Los plásticos emiten un olor que atrae a las aves marinas
Cuando el plástico se rompe y se descompone produce olores químicos que las aves marinas confunden con los alimentos.
Los restos de plásticos marinos a menudo emiten un olor que muchas aves marinas asocian con los alimentos, de acuerdo con una nueva investigación que ayuda a explicar por qué las aves se sienten atraídas por los residuos de plástico y los comen.
Resolver el problema, descrito en la revista Science Advances, debería ser una prioridad de conservación porque las consecuencias de que las aves marinas consumen plástico pueden ser debilitantes en el mejor de los casos y mortales en el peor de los casos.
"La desnutrición a veces lleva a la inanición, el bloqueo intestinal y ocasionalmente la perforación" son sólo algunos de los problemas de salud que pueden ocurrir, dijo el autor principal Matthew Savoca, que realizó el estudio como estudiante graduado en el laboratorio de UC Davis con el profesor Gabrielle Nevitt.
"Se ha demostrado que la toxicidad química de las cosas en o sobre los plásticos se bioacumula en la cadena alimenticia", dijo.
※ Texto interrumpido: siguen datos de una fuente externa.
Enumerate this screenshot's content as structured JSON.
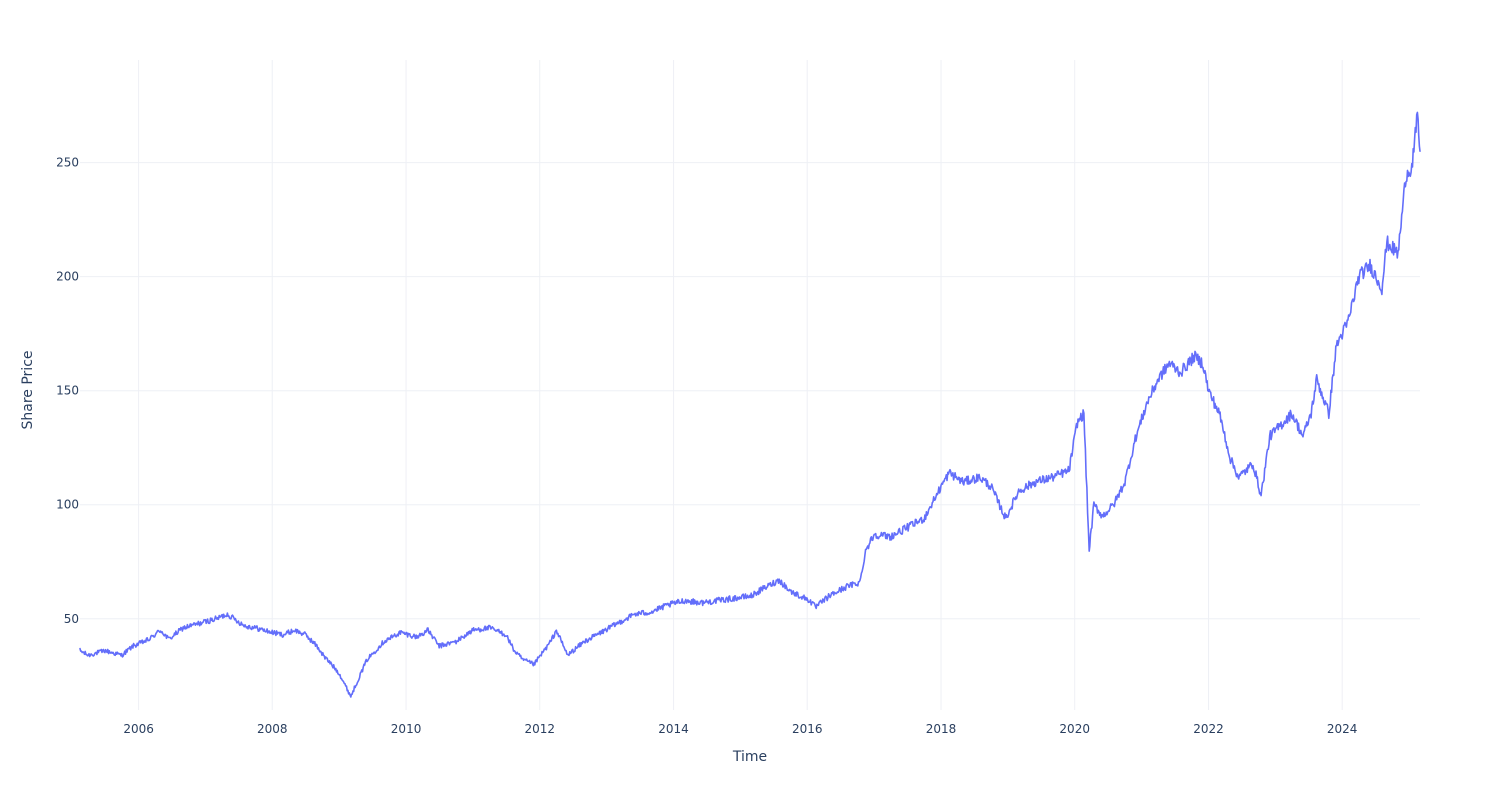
{
  "chart_data": {
    "type": "line",
    "title": "",
    "xlabel": "Time",
    "ylabel": "Share Price",
    "x_axis_type": "date",
    "xlim": [
      "2005-02-15",
      "2025-03-01"
    ],
    "ylim": [
      10,
      295
    ],
    "x_ticks": [
      "2006-01-01",
      "2008-01-01",
      "2010-01-01",
      "2012-01-01",
      "2014-01-01",
      "2016-01-01",
      "2018-01-01",
      "2020-01-01",
      "2022-01-01",
      "2024-01-01"
    ],
    "x_tick_labels": [
      "2006",
      "2008",
      "2010",
      "2012",
      "2014",
      "2016",
      "2018",
      "2020",
      "2022",
      "2024"
    ],
    "y_ticks": [
      50,
      100,
      150,
      200,
      250
    ],
    "y_tick_labels": [
      "50",
      "100",
      "150",
      "200",
      "250"
    ],
    "grid": true,
    "legend": "none",
    "colors": {
      "series": "#636efa",
      "grid": "#eef0f5",
      "text": "#2a3f5f",
      "background": "#ffffff"
    },
    "series": [
      {
        "x": [
          "2005-02-15",
          "2005-04-01",
          "2005-07-01",
          "2005-10-01",
          "2005-12-01",
          "2006-03-01",
          "2006-05-01",
          "2006-06-15",
          "2006-09-01",
          "2006-12-01",
          "2007-03-01",
          "2007-05-01",
          "2007-08-01",
          "2007-10-01",
          "2008-01-01",
          "2008-03-01",
          "2008-05-01",
          "2008-07-01",
          "2008-09-01",
          "2008-10-15",
          "2008-11-20",
          "2009-01-01",
          "2009-03-05",
          "2009-06-01",
          "2009-09-01",
          "2009-12-01",
          "2010-03-01",
          "2010-05-01",
          "2010-07-01",
          "2010-10-01",
          "2011-01-01",
          "2011-04-01",
          "2011-07-01",
          "2011-08-15",
          "2011-10-01",
          "2011-12-01",
          "2012-03-01",
          "2012-04-01",
          "2012-06-01",
          "2012-09-01",
          "2012-12-01",
          "2013-03-01",
          "2013-06-01",
          "2013-09-01",
          "2013-12-01",
          "2014-03-01",
          "2014-06-01",
          "2014-09-01",
          "2014-12-01",
          "2015-03-01",
          "2015-05-01",
          "2015-08-01",
          "2015-10-01",
          "2016-01-15",
          "2016-02-15",
          "2016-05-01",
          "2016-08-01",
          "2016-10-15",
          "2016-11-15",
          "2017-01-01",
          "2017-04-01",
          "2017-07-01",
          "2017-10-01",
          "2018-01-01",
          "2018-02-15",
          "2018-05-01",
          "2018-08-01",
          "2018-10-01",
          "2018-12-20",
          "2019-03-01",
          "2019-06-01",
          "2019-09-01",
          "2019-12-01",
          "2020-01-15",
          "2020-02-20",
          "2020-03-20",
          "2020-04-15",
          "2020-06-01",
          "2020-08-01",
          "2020-10-01",
          "2020-12-01",
          "2021-02-01",
          "2021-04-01",
          "2021-06-01",
          "2021-08-01",
          "2021-10-15",
          "2021-12-01",
          "2022-01-01",
          "2022-03-01",
          "2022-05-01",
          "2022-06-15",
          "2022-09-01",
          "2022-10-15",
          "2022-12-01",
          "2023-02-01",
          "2023-04-01",
          "2023-06-01",
          "2023-07-15",
          "2023-08-15",
          "2023-10-20",
          "2023-12-01",
          "2024-02-01",
          "2024-04-01",
          "2024-06-01",
          "2024-08-05",
          "2024-09-01",
          "2024-11-01",
          "2024-12-15",
          "2025-01-15",
          "2025-02-15",
          "2025-03-01"
        ],
        "y": [
          36,
          34,
          36,
          34,
          38,
          41,
          45,
          41,
          46,
          48,
          50,
          52,
          47,
          46,
          44,
          43,
          45,
          43,
          38,
          33,
          30,
          26,
          16,
          32,
          40,
          44,
          42,
          45,
          38,
          40,
          45,
          46,
          43,
          36,
          32,
          30,
          40,
          45,
          34,
          40,
          44,
          48,
          52,
          53,
          56,
          58,
          57,
          58,
          59,
          60,
          63,
          67,
          62,
          58,
          55,
          60,
          64,
          66,
          80,
          87,
          86,
          90,
          94,
          108,
          114,
          110,
          112,
          108,
          94,
          106,
          110,
          112,
          115,
          136,
          140,
          80,
          100,
          95,
          100,
          110,
          130,
          145,
          155,
          162,
          158,
          165,
          162,
          150,
          140,
          120,
          112,
          118,
          104,
          130,
          135,
          140,
          130,
          140,
          155,
          140,
          170,
          180,
          200,
          205,
          195,
          215,
          210,
          245,
          248,
          270,
          255
        ]
      }
    ]
  }
}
Algunos delfines, por ejemplo, se sabe que consumen aves marinas. Si su presa consumía plástico, entonces los productos químicos pasaban al delfín, también.
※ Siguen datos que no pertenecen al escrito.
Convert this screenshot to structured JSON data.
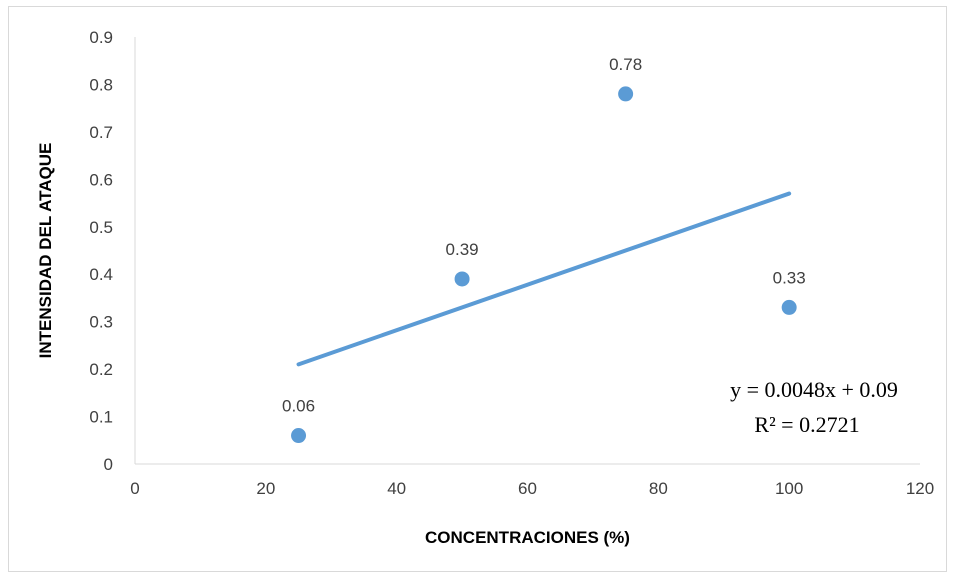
{
  "chart_data": {
    "type": "scatter",
    "title": "",
    "xlabel": "CONCENTRACIONES (%)",
    "ylabel": "INTENSIDAD DEL ATAQUE",
    "xlim": [
      0,
      120
    ],
    "ylim": [
      0,
      0.9
    ],
    "x_ticks": [
      "0",
      "20",
      "40",
      "60",
      "80",
      "100",
      "120"
    ],
    "y_ticks": [
      "0",
      "0.1",
      "0.2",
      "0.3",
      "0.4",
      "0.5",
      "0.6",
      "0.7",
      "0.8",
      "0.9"
    ],
    "grid": false,
    "series": [
      {
        "x": [
          25,
          50,
          75,
          100
        ],
        "y": [
          0.06,
          0.39,
          0.78,
          0.33
        ],
        "labels": [
          "0.06",
          "0.39",
          "0.78",
          "0.33"
        ],
        "color": "#5b9bd5"
      }
    ],
    "trendline": {
      "type": "linear",
      "slope": 0.0048,
      "intercept": 0.09,
      "x_range": [
        25,
        100
      ],
      "color": "#5b9bd5",
      "equation": "y = 0.0048x + 0.09",
      "r_squared": "R² = 0.2721"
    }
  }
}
La nueva investigación se basó en estudios previos realizados por Nevitt, quienes en los años 90s y 2000 identificaron compuestos a los que atraía a las aves marinas cuando se alimentaban. Uno de ellos es un compuesto de azufre llamado sulfuro de dimetilo, o DMS. Es lanzado por las algas marinas, y sirve como una llamada a las aves.
Savoca hizo esta analogía: "Si tienes hambre y oyes una campana de cena, no vienes corriendo porque quieres comer la campana de la cena, vienes corriendo porque la campana de la cena indica cuándo y dónde tendrás una alta probabilidad de encontrar comida”.
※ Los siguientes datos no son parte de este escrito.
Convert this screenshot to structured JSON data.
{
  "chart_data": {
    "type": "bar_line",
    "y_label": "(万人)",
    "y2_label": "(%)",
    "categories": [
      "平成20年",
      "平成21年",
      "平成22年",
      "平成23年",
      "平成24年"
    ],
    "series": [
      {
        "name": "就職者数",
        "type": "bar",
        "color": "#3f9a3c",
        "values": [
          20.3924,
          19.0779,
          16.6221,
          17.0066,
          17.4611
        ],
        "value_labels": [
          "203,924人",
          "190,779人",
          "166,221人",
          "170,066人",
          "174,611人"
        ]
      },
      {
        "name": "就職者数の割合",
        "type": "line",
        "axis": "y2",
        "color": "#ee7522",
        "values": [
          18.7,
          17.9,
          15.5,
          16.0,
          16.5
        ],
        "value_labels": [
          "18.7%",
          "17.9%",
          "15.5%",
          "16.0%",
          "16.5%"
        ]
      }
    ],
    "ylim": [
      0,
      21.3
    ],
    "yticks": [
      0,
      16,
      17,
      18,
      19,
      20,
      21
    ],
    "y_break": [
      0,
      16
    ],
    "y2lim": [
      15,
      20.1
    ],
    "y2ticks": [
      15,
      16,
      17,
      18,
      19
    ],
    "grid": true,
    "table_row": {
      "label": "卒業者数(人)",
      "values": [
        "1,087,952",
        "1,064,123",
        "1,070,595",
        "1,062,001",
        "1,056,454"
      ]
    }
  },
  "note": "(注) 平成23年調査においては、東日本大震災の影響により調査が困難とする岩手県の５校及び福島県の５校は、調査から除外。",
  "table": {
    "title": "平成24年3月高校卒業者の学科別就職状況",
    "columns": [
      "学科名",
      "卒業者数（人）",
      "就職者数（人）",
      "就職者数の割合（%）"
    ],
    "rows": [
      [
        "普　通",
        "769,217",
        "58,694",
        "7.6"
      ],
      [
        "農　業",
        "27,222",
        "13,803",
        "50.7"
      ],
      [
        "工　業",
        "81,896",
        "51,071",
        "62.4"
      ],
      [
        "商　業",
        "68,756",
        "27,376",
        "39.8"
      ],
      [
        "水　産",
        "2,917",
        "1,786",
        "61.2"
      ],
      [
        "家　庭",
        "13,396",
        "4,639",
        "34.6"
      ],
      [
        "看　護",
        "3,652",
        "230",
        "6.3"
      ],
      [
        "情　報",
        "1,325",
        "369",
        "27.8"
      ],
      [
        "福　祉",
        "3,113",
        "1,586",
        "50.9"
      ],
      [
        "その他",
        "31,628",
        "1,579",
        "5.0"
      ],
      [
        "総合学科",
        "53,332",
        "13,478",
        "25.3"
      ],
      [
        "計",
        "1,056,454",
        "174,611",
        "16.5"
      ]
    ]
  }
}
Él y su equipo descubrieron que los restos de plásticos en los océanos y otros cuerpos de agua tienden a acumular algas, que recubre la basura. Allí las algas producen, concentran y liberan DMS.
DMS también se libera cuando las algas son comidas por animales como el krill, que es una de las comidas favoritas de las aves marinas. El plástico de las algas no emite el olor de los alimentos, sino que el olor huele a los alimentos que se comen, lo que atrae a los pájaros.
Sorprendentemente, la idea de que las aves marinas tienen un sentido del olfato es bastante reciente, que se remonta a mediados del siglo XX. Ahora sabemos que no sólo pueden olfatear los olores, sino también que muchos - como petreles y albatros - poseen sentidos excepcionales de olfato.
"Las aves marinas necesitan un buen sentido del olfato porque se alimentan en vastas extensiones del mar abierto en fuentes de alimentos que son muy irregulares en la naturaleza", dijo Savoca. En otras palabras, están buscando una aguja en un pajar.
El plástico puede emitir todo, o la mayoría, de las señales que tales aves han evolucionado para usar en la detección de alimentos. Incluso el color y la reflexión del plástico podrían imitar más a estas señales, haciendo que la basura sea aún más atractiva para las aves marinas hambrientas. Algunas especies de peces, incluyendo tiburones, ballenas y tortugas marinas también usan DMS como una señal de forrajeo, haciéndolos vulnerables a la ingesta de plásticos.
Resolver el problema no será fácil. Los investigadores creen que los esfuerzos de monitoreo y conservación deben centrarse más en las aves y la vida marina amenazadas por los restos de plásticos. También esperan que el plástico se pueda fabricar de manera diferente, por lo que las algas crecerán en él menos fácilmente.